How to import a function to another notebook?

tramtran
Contributor

Could you please provide guidance on the correct way to dynamically import a Python module from a user-specific path in Databricks Repos? Any advice on resolving the ModuleNotFoundError would be greatly appreciated.

udf_check_table_exists notebook:

from pyspark.sql.utils import AnalysisException
import os
import sys

def table_exists(table_name):
    try:
        spark.table(table_name)
        return True
    except AnalysisException:
        return False
 
Error ModuleNotFoundError: No module named 'udf_check_table_exists' with another notebook:
import os
import sys
sys.path.append(os.path.abspath('/Workspace/Repos/[my repo]/dw/common_helper'))

from udf_check_table_exists import table_exists
 

Thank you for your assistance.

Hkesharwani
Contributor II

Hi,
There are two ways to import functions from other notebook:

  1. %run ../notebook path : This command will run the entire notebook and the function along with all the variable names will be imported. [This function should ideally be used to import the functions from another notebook, if another notebook only contains function definition]
  2. The second method to import function is for repos: In  repos we can easily  import  static .py files.
    From folder name import function.
    Refer to this documentation for more detail answer: https://www.databricks.com/blog/2021/10/07/databricks-repos-is-now-generally-available.html
Harshit Kesharwani
Data engineer at Rsystema

tramtran
Contributor

Thanks @Hkesharwani for your replying,

As DLT doesn't support the magic command %run, that's why I'm trying the import function way

my layout like this:

tramtran_0-1718612237964.png

other notebook:

import os
import sys
sys.path.append(os.path.abspath('/Workspace/Repos/[my repo]/dw/common_helper'))

 

from udf_check_table_exists import table_exists
 
But it always returns ModuleNotFoundError  error

 

jacovangelder
Databricks MVP

Hey @tramtran,

I didn't try with repos, but it works with a Workspace path the following way (we're doing it like this so I validated it for you). I guess since Repos are also inside /Workspace, it will work the same way. 

Lets use the default /Workspace/Shared folder for this example.

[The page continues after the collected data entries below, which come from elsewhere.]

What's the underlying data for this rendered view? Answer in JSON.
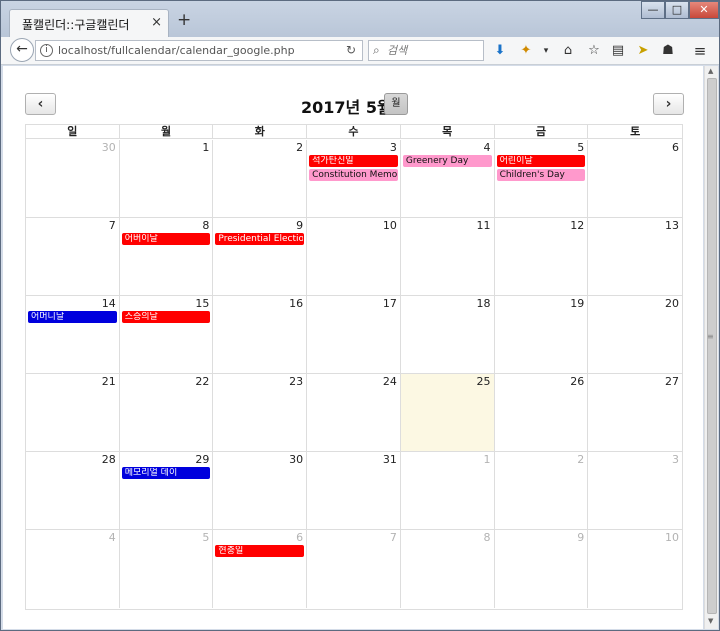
{
  "browser": {
    "tab_title": "풀캘린더::구글캘린더",
    "tab_close": "×",
    "new_tab": "+",
    "url": "localhost/fullcalendar/calendar_google.php",
    "search_placeholder": "검색",
    "window_buttons": {
      "minimize": "—",
      "maximize": "□",
      "close": "✕"
    }
  },
  "calendar": {
    "title": "2017년 5월",
    "view_button": "월",
    "prev": "‹",
    "next": "›",
    "weekdays": [
      "일",
      "월",
      "화",
      "수",
      "목",
      "금",
      "토"
    ],
    "weeks": [
      [
        {
          "d": "30",
          "o": true
        },
        {
          "d": "1"
        },
        {
          "d": "2"
        },
        {
          "d": "3"
        },
        {
          "d": "4"
        },
        {
          "d": "5"
        },
        {
          "d": "6"
        }
      ],
      [
        {
          "d": "7"
        },
        {
          "d": "8"
        },
        {
          "d": "9"
        },
        {
          "d": "10"
        },
        {
          "d": "11"
        },
        {
          "d": "12"
        },
        {
          "d": "13"
        }
      ],
      [
        {
          "d": "14"
        },
        {
          "d": "15"
        },
        {
          "d": "16"
        },
        {
          "d": "17"
        },
        {
          "d": "18"
        },
        {
          "d": "19"
        },
        {
          "d": "20"
        }
      ],
      [
        {
          "d": "21"
        },
        {
          "d": "22"
        },
        {
          "d": "23"
        },
        {
          "d": "24"
        },
        {
          "d": "25",
          "today": true
        },
        {
          "d": "26"
        },
        {
          "d": "27"
        }
      ],
      [
        {
          "d": "28"
        },
        {
          "d": "29"
        },
        {
          "d": "30"
        },
        {
          "d": "31"
        },
        {
          "d": "1",
          "o": true
        },
        {
          "d": "2",
          "o": true
        },
        {
          "d": "3",
          "o": true
        }
      ],
      [
        {
          "d": "4",
          "o": true
        },
        {
          "d": "5",
          "o": true
        },
        {
          "d": "6",
          "o": true
        },
        {
          "d": "7",
          "o": true
        },
        {
          "d": "8",
          "o": true
        },
        {
          "d": "9",
          "o": true
        },
        {
          "d": "10",
          "o": true
        }
      ]
    ],
    "events": [
      {
        "week": 0,
        "day": 3,
        "slot": 0,
        "title": "석가탄신일",
        "color": "#ff0000",
        "text": "#ffffff"
      },
      {
        "week": 0,
        "day": 3,
        "slot": 1,
        "title": "Constitution Memorial",
        "color": "#ff99cc",
        "text": "#111111"
      },
      {
        "week": 0,
        "day": 4,
        "slot": 0,
        "title": "Greenery Day",
        "color": "#ff99cc",
        "text": "#111111"
      },
      {
        "week": 0,
        "day": 5,
        "slot": 0,
        "title": "어린이날",
        "color": "#ff0000",
        "text": "#ffffff"
      },
      {
        "week": 0,
        "day": 5,
        "slot": 1,
        "title": "Children's Day",
        "color": "#ff99cc",
        "text": "#111111"
      },
      {
        "week": 1,
        "day": 1,
        "slot": 0,
        "title": "어버이날",
        "color": "#ff0000",
        "text": "#ffffff"
      },
      {
        "week": 1,
        "day": 2,
        "slot": 0,
        "title": "Presidential Election",
        "color": "#ff0000",
        "text": "#ffffff"
      },
      {
        "week": 2,
        "day": 0,
        "slot": 0,
        "title": "어머니날",
        "color": "#0000dd",
        "text": "#ffffff"
      },
      {
        "week": 2,
        "day": 1,
        "slot": 0,
        "title": "스승의날",
        "color": "#ff0000",
        "text": "#ffffff"
      },
      {
        "week": 4,
        "day": 1,
        "slot": 0,
        "title": "메모리얼 데이",
        "color": "#0000dd",
        "text": "#ffffff"
      },
      {
        "week": 5,
        "day": 2,
        "slot": 0,
        "title": "현충일",
        "color": "#ff0000",
        "text": "#ffffff"
      }
    ]
  }
}
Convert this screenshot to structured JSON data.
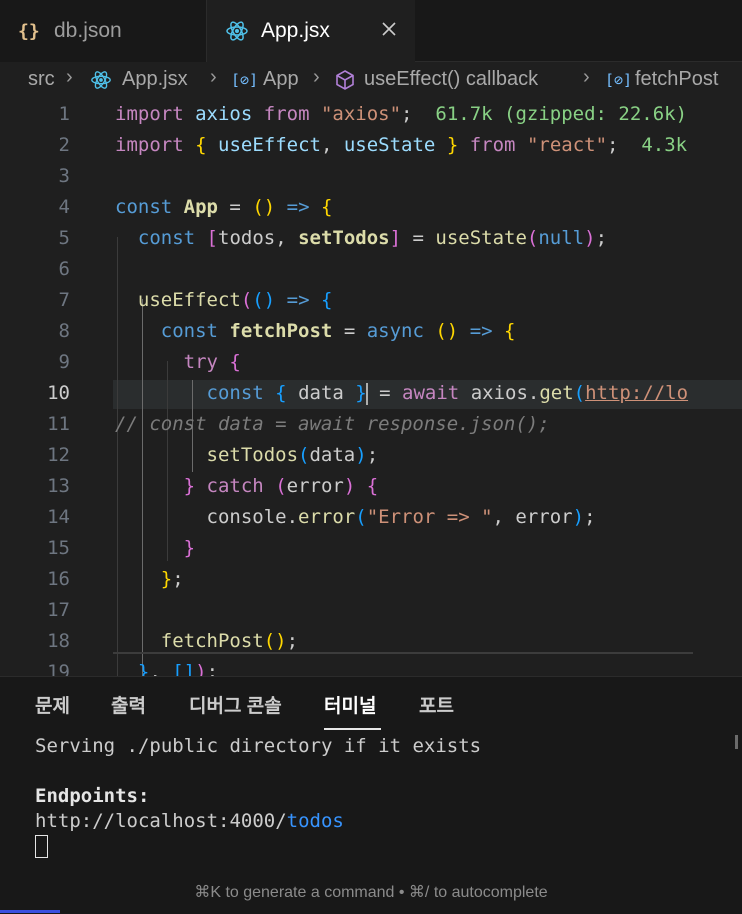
{
  "tabs": [
    {
      "label": "db.json",
      "icon": "json-braces-icon",
      "active": false
    },
    {
      "label": "App.jsx",
      "icon": "react-icon",
      "active": true,
      "close": "✕"
    }
  ],
  "breadcrumb": {
    "src": "src",
    "file": "App.jsx",
    "component": "App",
    "callback": "useEffect() callback",
    "func": "fetchPost"
  },
  "editor": {
    "line_numbers": [
      "1",
      "2",
      "3",
      "4",
      "5",
      "6",
      "7",
      "8",
      "9",
      "10",
      "11",
      "12",
      "13",
      "14",
      "15",
      "16",
      "17",
      "18",
      "19"
    ],
    "active_line": "10",
    "inlay_axios": "61.7k (gzipped: 22.6k)",
    "inlay_react": "4.3k",
    "url_fragment": "http://lo",
    "comment_line": "// const data = await response.json();",
    "error_string": "\"Error => \""
  },
  "panel": {
    "tabs": [
      "문제",
      "출력",
      "디버그 콘솔",
      "터미널",
      "포트"
    ],
    "active_tab": "터미널",
    "terminal_line1": "Serving ./public directory if it exists",
    "endpoints_label": "Endpoints:",
    "endpoint_base": "http://localhost:4000/",
    "endpoint_path": "todos",
    "hint": "⌘K to generate a command • ⌘/ to autocomplete"
  }
}
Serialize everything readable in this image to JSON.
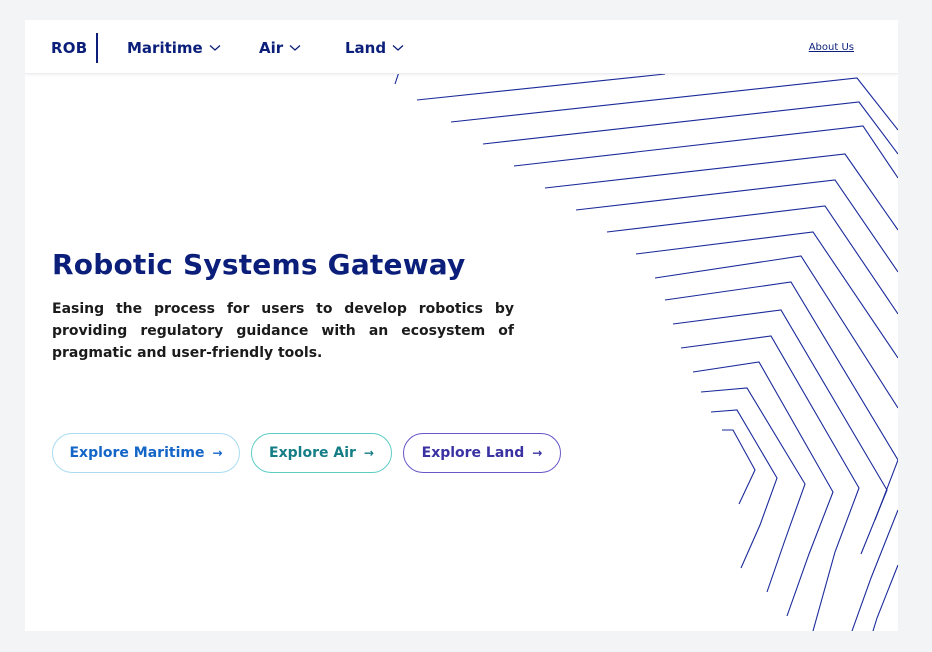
{
  "nav": {
    "logo": "ROB",
    "items": [
      {
        "label": "Maritime"
      },
      {
        "label": "Air"
      },
      {
        "label": "Land"
      }
    ],
    "about": "About Us"
  },
  "hero": {
    "title": "Robotic Systems Gateway",
    "description": "Easing the process for users to develop robotics by providing regulatory guidance with an ecosystem of pragmatic and user-friendly tools."
  },
  "buttons": {
    "maritime": {
      "label": "Explore Maritime",
      "arrow": "→"
    },
    "air": {
      "label": "Explore Air",
      "arrow": "→"
    },
    "land": {
      "label": "Explore Land",
      "arrow": "→"
    }
  },
  "colors": {
    "brand_navy": "#0b1f7a",
    "line_stroke": "#1a2a9a",
    "maritime": "#1465c8",
    "air": "#157d86",
    "land": "#3a32a3"
  }
}
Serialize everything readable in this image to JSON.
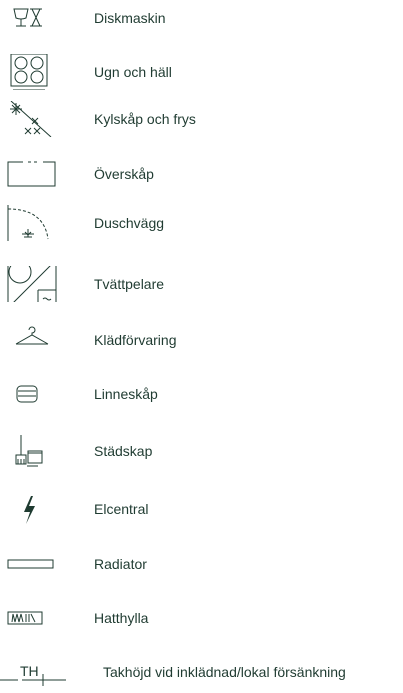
{
  "legend": {
    "items": [
      {
        "icon": "dishwasher-icon",
        "label": "Diskmaskin"
      },
      {
        "icon": "stove-oven-icon",
        "label": "Ugn och häll"
      },
      {
        "icon": "fridge-freezer-icon",
        "label": "Kylskåp och frys"
      },
      {
        "icon": "upper-cabinet-icon",
        "label": "Överskåp"
      },
      {
        "icon": "shower-wall-icon",
        "label": "Duschvägg"
      },
      {
        "icon": "washer-dryer-tower-icon",
        "label": "Tvättpelare"
      },
      {
        "icon": "clothes-hanger-icon",
        "label": "Klädförvaring"
      },
      {
        "icon": "linen-cabinet-icon",
        "label": "Linneskåp"
      },
      {
        "icon": "cleaning-cabinet-icon",
        "label": "Städskap"
      },
      {
        "icon": "lightning-bolt-icon",
        "label": "Elcentral"
      },
      {
        "icon": "radiator-icon",
        "label": "Radiator"
      },
      {
        "icon": "hat-shelf-icon",
        "label": "Hatthylla"
      },
      {
        "icon": "ceiling-height-icon",
        "icon_text": "TH",
        "label": "Takhöjd vid inklädnad/lokal försänkning"
      }
    ]
  },
  "colors": {
    "ink": "#1f3b31"
  }
}
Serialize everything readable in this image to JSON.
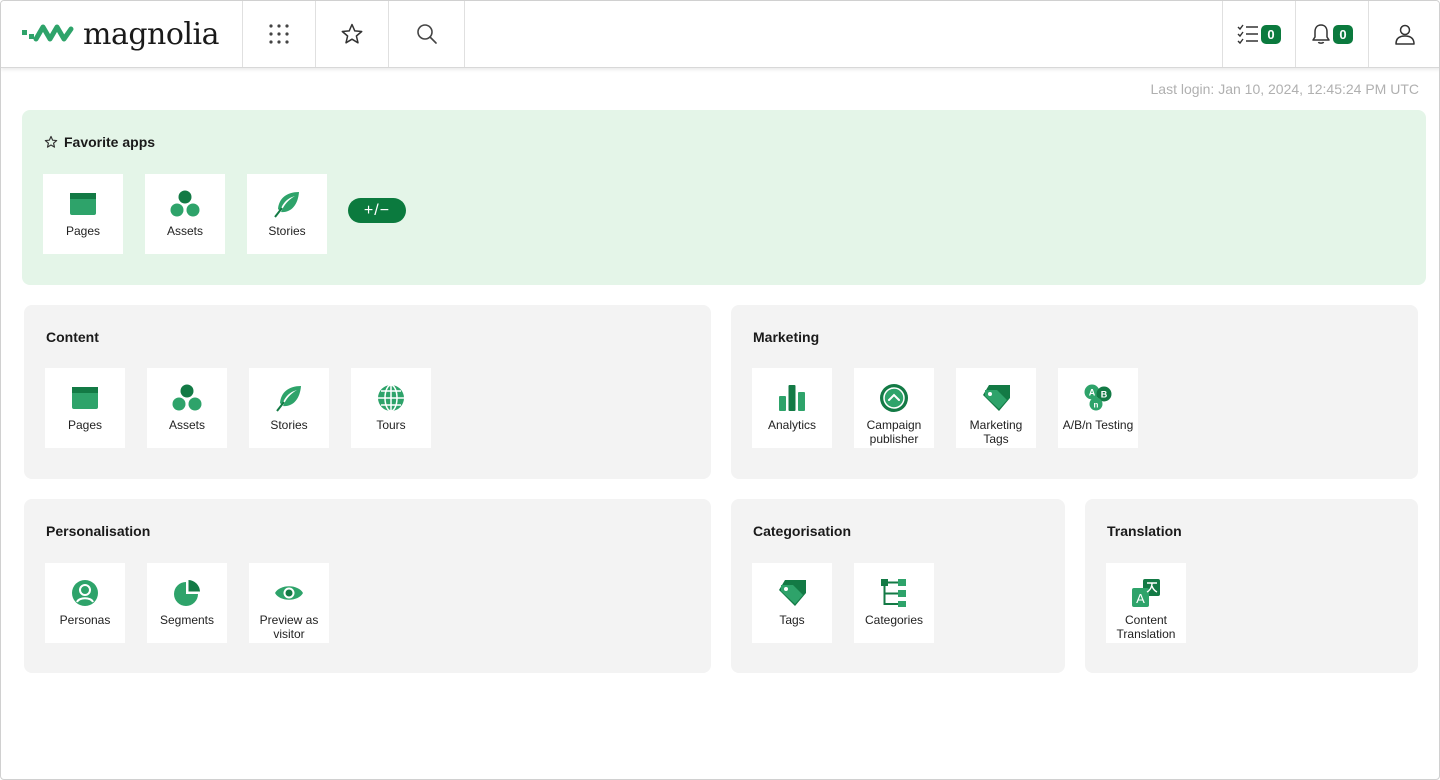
{
  "brand": {
    "name": "magnolia",
    "accent": "#2ea36a",
    "dark_accent": "#0b7a3e"
  },
  "header": {
    "apps_icon": "grid-icon",
    "favorites_icon": "star-icon",
    "search_icon": "search-icon",
    "tasks_count": "0",
    "notifications_count": "0",
    "user_icon": "user-icon"
  },
  "last_login": "Last login: Jan 10, 2024, 12:45:24 PM UTC",
  "favorites": {
    "title": "Favorite apps",
    "add_remove_label": "+/−",
    "apps": [
      {
        "label": "Pages",
        "icon": "pages-icon"
      },
      {
        "label": "Assets",
        "icon": "assets-icon"
      },
      {
        "label": "Stories",
        "icon": "stories-icon"
      }
    ]
  },
  "groups": {
    "content": {
      "title": "Content",
      "apps": [
        {
          "label": "Pages",
          "icon": "pages-icon"
        },
        {
          "label": "Assets",
          "icon": "assets-icon"
        },
        {
          "label": "Stories",
          "icon": "stories-icon"
        },
        {
          "label": "Tours",
          "icon": "globe-icon"
        }
      ]
    },
    "marketing": {
      "title": "Marketing",
      "apps": [
        {
          "label": "Analytics",
          "icon": "analytics-icon"
        },
        {
          "label": "Campaign publisher",
          "icon": "campaign-icon"
        },
        {
          "label": "Marketing Tags",
          "icon": "tag-icon"
        },
        {
          "label": "A/B/n Testing",
          "icon": "abn-icon"
        }
      ]
    },
    "personalisation": {
      "title": "Personalisation",
      "apps": [
        {
          "label": "Personas",
          "icon": "persona-icon"
        },
        {
          "label": "Segments",
          "icon": "pie-icon"
        },
        {
          "label": "Preview as visitor",
          "icon": "eye-icon"
        }
      ]
    },
    "categorisation": {
      "title": "Categorisation",
      "apps": [
        {
          "label": "Tags",
          "icon": "tag-icon"
        },
        {
          "label": "Categories",
          "icon": "tree-icon"
        }
      ]
    },
    "translation": {
      "title": "Translation",
      "apps": [
        {
          "label": "Content Translation",
          "icon": "translate-icon"
        }
      ]
    }
  }
}
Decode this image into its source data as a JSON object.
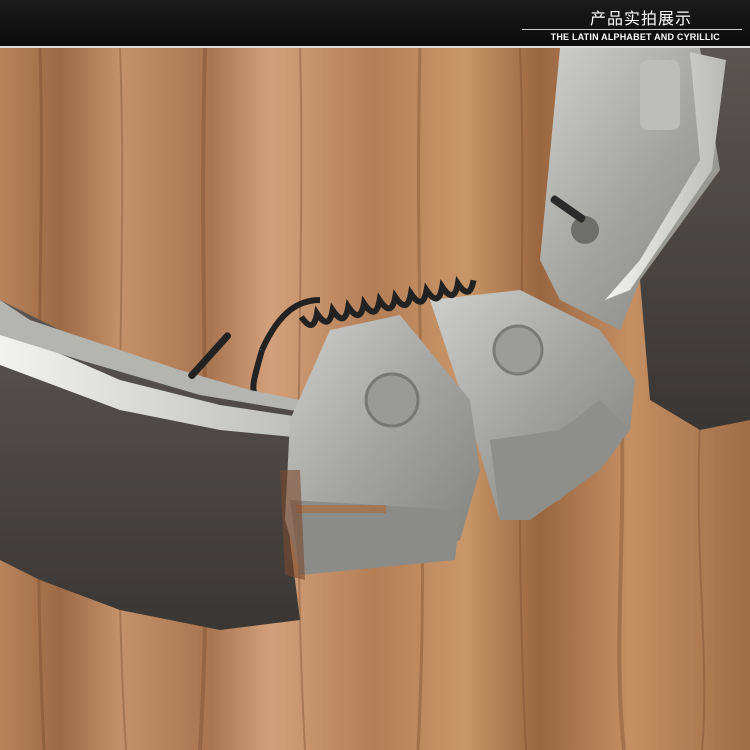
{
  "banner": {
    "title": "产品实拍展示",
    "subtitle": "THE LATIN ALPHABET AND CYRILLIC"
  },
  "colors": {
    "banner_bg": "#111111",
    "wood_light": "#c99465",
    "wood_dark": "#8a5a36",
    "lining": "#4a4542",
    "metal": "#a9a9a6",
    "spring": "#2a2a2a"
  }
}
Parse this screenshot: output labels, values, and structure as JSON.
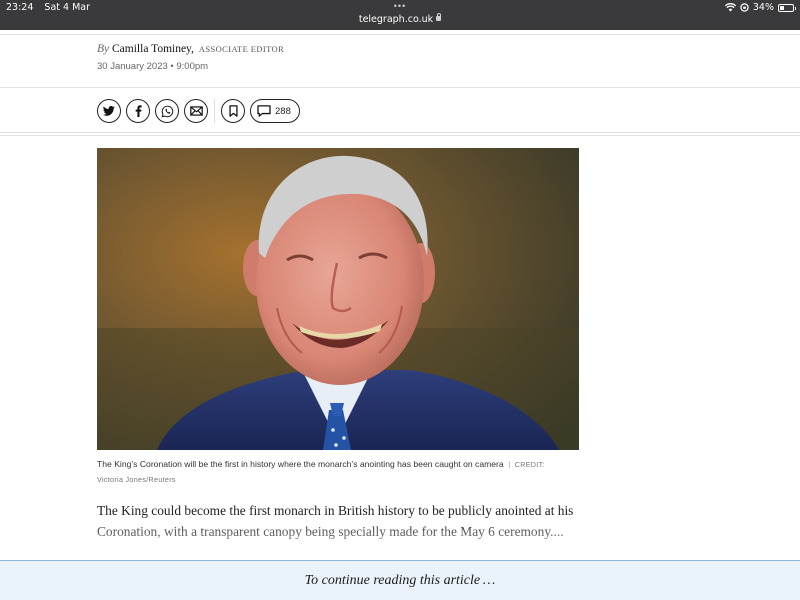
{
  "status_bar": {
    "time": "23:24",
    "date": "Sat 4 Mar",
    "url": "telegraph.co.uk",
    "battery": "34%",
    "battery_level": 0.34,
    "icons": [
      "wifi-icon",
      "orientation-lock-icon",
      "battery-icon",
      "lock-icon"
    ]
  },
  "byline": {
    "by": "By",
    "author": "Camilla Tominey,",
    "role": "ASSOCIATE EDITOR",
    "published": "30 January 2023 • 9:00pm"
  },
  "share": {
    "icons": [
      "twitter-icon",
      "facebook-icon",
      "whatsapp-icon",
      "email-icon",
      "bookmark-icon",
      "comment-icon"
    ],
    "comment_count": "288"
  },
  "hero": {
    "caption": "The King’s Coronation will be the first in history where the monarch’s anointing has been caught on camera",
    "credit_label": "CREDIT:",
    "credit": "Victoria Jones/Reuters"
  },
  "article": {
    "lead": "The King could become the first monarch in British history to be publicly anointed at his Coronation, with a transparent canopy being specially made for the May 6 ceremony...."
  },
  "paywall": {
    "text": "To continue reading this article …"
  },
  "colors": {
    "status_bar": "#3a3a3c",
    "paywall_bg": "#eaf3fa",
    "paywall_border": "#8ab6d8"
  }
}
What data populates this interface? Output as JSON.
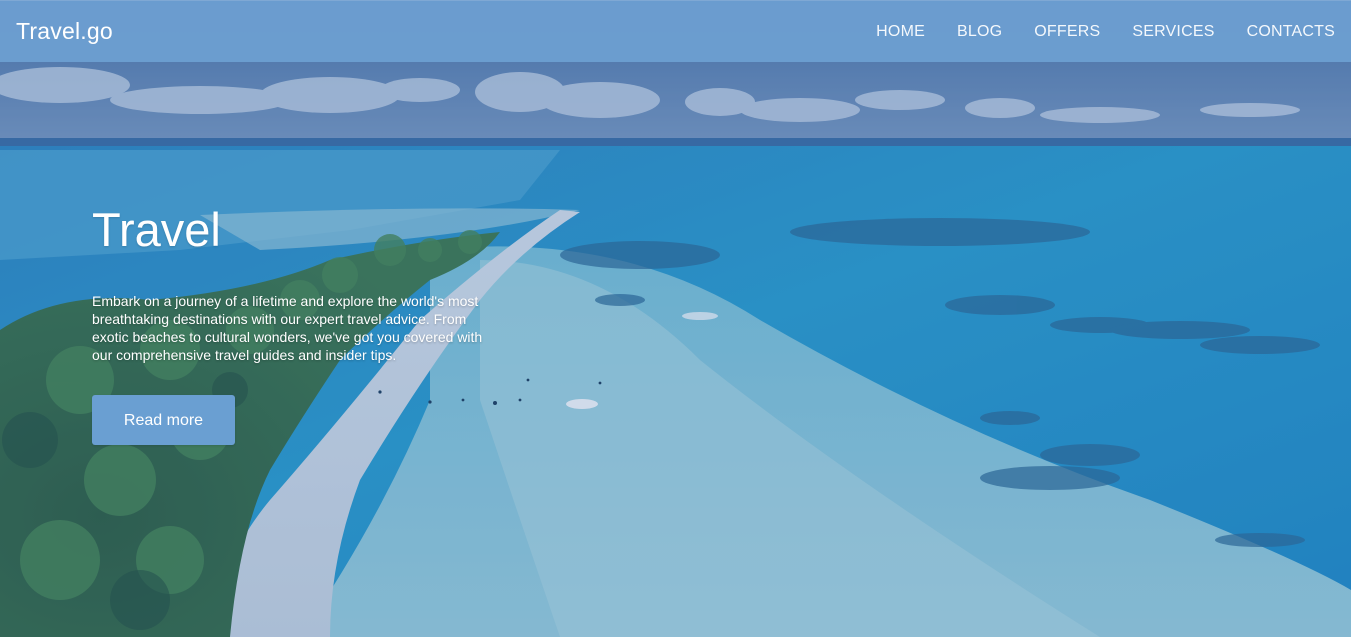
{
  "navbar": {
    "brand": "Travel.go",
    "links": [
      {
        "label": "HOME"
      },
      {
        "label": "BLOG"
      },
      {
        "label": "OFFERS"
      },
      {
        "label": "SERVICES"
      },
      {
        "label": "CONTACTS"
      }
    ]
  },
  "hero": {
    "title": "Travel",
    "description": "Embark on a journey of a lifetime and explore the world's most breathtaking destinations with our expert travel advice. From exotic beaches to cultural wonders, we've got you covered with our comprehensive travel guides and insider tips.",
    "button_label": "Read more",
    "background_image": "tropical-island-aerial-photo"
  },
  "colors": {
    "navbar_bg": "#6c9ed0",
    "button_bg": "#6a9fd2",
    "text": "#ffffff"
  }
}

1. Add the .py file with your table_exists function to the /Workspace/Shared folder. Lets call the file function_file.py for this example. 
2. Create an __init__.py file in this/Workspace/Shared directory as well. So Databricks knows this is a package index. 
3. In the notebook you want to import the function from the .py file, add this:

 

import sys
sys.path.append("/Workspace/Shared")

 

then import the function like this:

 

from function_file import table_exists

 

Hope this helps, good luck! 

tramtran
Contributor

Thanks @jacovangelder,

I did the same as your suggestion, but another error appeared:

OSError: [Errno 95] Operation not supported: '/Workspace/Shared/function_file.py'.

Have you faced this issue before?

I haven't, have you done exactly the steps outlined? It looks like perhaps you're not allowed to read form the shared location? Not 100% sure. 

tramtran
Contributor

It works for me now 🙂 by refer this solution: 

[Errno 95] Operation not supported · Issue #113823 · MicrosoftDocs/azure-docs · GitHub

creating a "file" instead of a "notebook" and moving the code from the notebook into the file, I was able to use the "import" statement

my import code:

import sys
sys.path.append("/Workspace/Shared/")

from test_import_func import table_exists

print(table_exists('mytable',spark))

 

View solution in original post

tramtran
Contributor

Thank you all again